The Bank of England said on Friday it was satisfied lenders had taken steps to ensure they were no longer “too big to fail” in any future crisis, though it found shortcomings at three major lenders.

The BoE is aiming to stop banks from requiring taxpayers to bail them out in a crisis as happened in the 2007-09 global financial crisis.

The central bank said it was satisfied that overall banks could be wound down safely while keeping vital services open, with shareholders and investors in line to bear the costs rather than taxpayers.

In its first public assessment of how failing lenders could be dismantled in a crisis, the BoE said it had also identified “areas or further enhancement” for six firms.

The three banks found to have shortcomings were Lloyds (LLOY.L), Standard Chartered (STAN.L) and HSBC (HSBA.L). All three banks said in separate statements on Friday they were improving their so-called resolution plans.

“Safely resolving a large bank will always be a complex challenge so it’s important that both we and the major banks continue to prioritise work on this issue,” said Dave Ramsden, deputy governor for markets and banking at the Bank of England.

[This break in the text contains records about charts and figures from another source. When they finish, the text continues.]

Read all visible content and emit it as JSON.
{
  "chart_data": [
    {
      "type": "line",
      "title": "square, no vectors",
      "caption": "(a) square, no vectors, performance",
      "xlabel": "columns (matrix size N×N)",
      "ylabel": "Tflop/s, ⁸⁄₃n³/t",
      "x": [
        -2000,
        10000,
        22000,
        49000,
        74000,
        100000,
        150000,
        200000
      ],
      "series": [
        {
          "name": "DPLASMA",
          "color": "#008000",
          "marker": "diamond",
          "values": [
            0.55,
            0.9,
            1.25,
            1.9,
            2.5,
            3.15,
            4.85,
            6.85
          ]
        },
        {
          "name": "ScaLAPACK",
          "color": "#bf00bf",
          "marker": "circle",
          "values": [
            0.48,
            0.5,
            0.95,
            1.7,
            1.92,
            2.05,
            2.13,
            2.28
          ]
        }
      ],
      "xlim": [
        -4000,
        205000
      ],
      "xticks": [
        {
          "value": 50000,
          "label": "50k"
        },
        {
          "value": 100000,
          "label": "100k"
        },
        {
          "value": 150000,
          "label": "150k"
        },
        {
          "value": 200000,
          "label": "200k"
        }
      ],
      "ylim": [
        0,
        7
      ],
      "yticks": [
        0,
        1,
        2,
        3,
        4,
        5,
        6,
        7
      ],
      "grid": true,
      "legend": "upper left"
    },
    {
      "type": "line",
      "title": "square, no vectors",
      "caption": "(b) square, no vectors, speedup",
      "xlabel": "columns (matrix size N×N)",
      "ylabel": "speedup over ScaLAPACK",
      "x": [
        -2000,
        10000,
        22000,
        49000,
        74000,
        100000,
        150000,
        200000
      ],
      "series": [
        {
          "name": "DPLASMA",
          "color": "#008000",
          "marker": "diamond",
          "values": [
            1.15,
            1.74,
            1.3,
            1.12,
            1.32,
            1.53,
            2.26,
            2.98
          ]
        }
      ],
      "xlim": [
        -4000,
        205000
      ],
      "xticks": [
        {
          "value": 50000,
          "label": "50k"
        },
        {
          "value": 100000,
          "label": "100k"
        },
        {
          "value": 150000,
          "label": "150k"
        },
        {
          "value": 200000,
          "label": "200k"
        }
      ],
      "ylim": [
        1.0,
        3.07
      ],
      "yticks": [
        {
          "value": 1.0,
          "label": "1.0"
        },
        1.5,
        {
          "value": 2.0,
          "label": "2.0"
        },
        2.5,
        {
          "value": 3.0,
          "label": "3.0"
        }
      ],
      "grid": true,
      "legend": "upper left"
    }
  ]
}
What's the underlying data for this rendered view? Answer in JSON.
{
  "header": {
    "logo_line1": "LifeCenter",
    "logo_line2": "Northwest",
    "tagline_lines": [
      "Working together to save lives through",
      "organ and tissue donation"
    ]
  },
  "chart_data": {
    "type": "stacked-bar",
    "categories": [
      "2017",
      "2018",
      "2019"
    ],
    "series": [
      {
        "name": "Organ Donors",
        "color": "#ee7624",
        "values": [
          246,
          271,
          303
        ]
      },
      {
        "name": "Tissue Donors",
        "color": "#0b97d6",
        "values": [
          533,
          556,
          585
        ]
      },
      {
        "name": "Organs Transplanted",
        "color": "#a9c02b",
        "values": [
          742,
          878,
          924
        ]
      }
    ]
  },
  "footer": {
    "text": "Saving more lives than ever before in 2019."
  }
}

The other lenders included in the review were Barclays, NatWest, Nationwide, Santander UK and Virgin Money UK.

The Bank of England said it would repeat its assessment in 2024 and review progress made by the lenders every two years after that.

The central bank said the shortcomings identified at the three banks would unnecessarily complicate its ability to undertake a resolution. All three said they were making enhancements to address the issues.

The BoE has powers to force lenders to make structural changes if it feels there are barriers to fast and orderly closure.

Publication of the review was delayed a year to free up lenders to deal with the COVID-19 pandemic.

In 2018, the US Federal Reserve said the US arm of Barclays had shortcomings in its resolution plan, but not deficiencies that required a bigger capital buffer.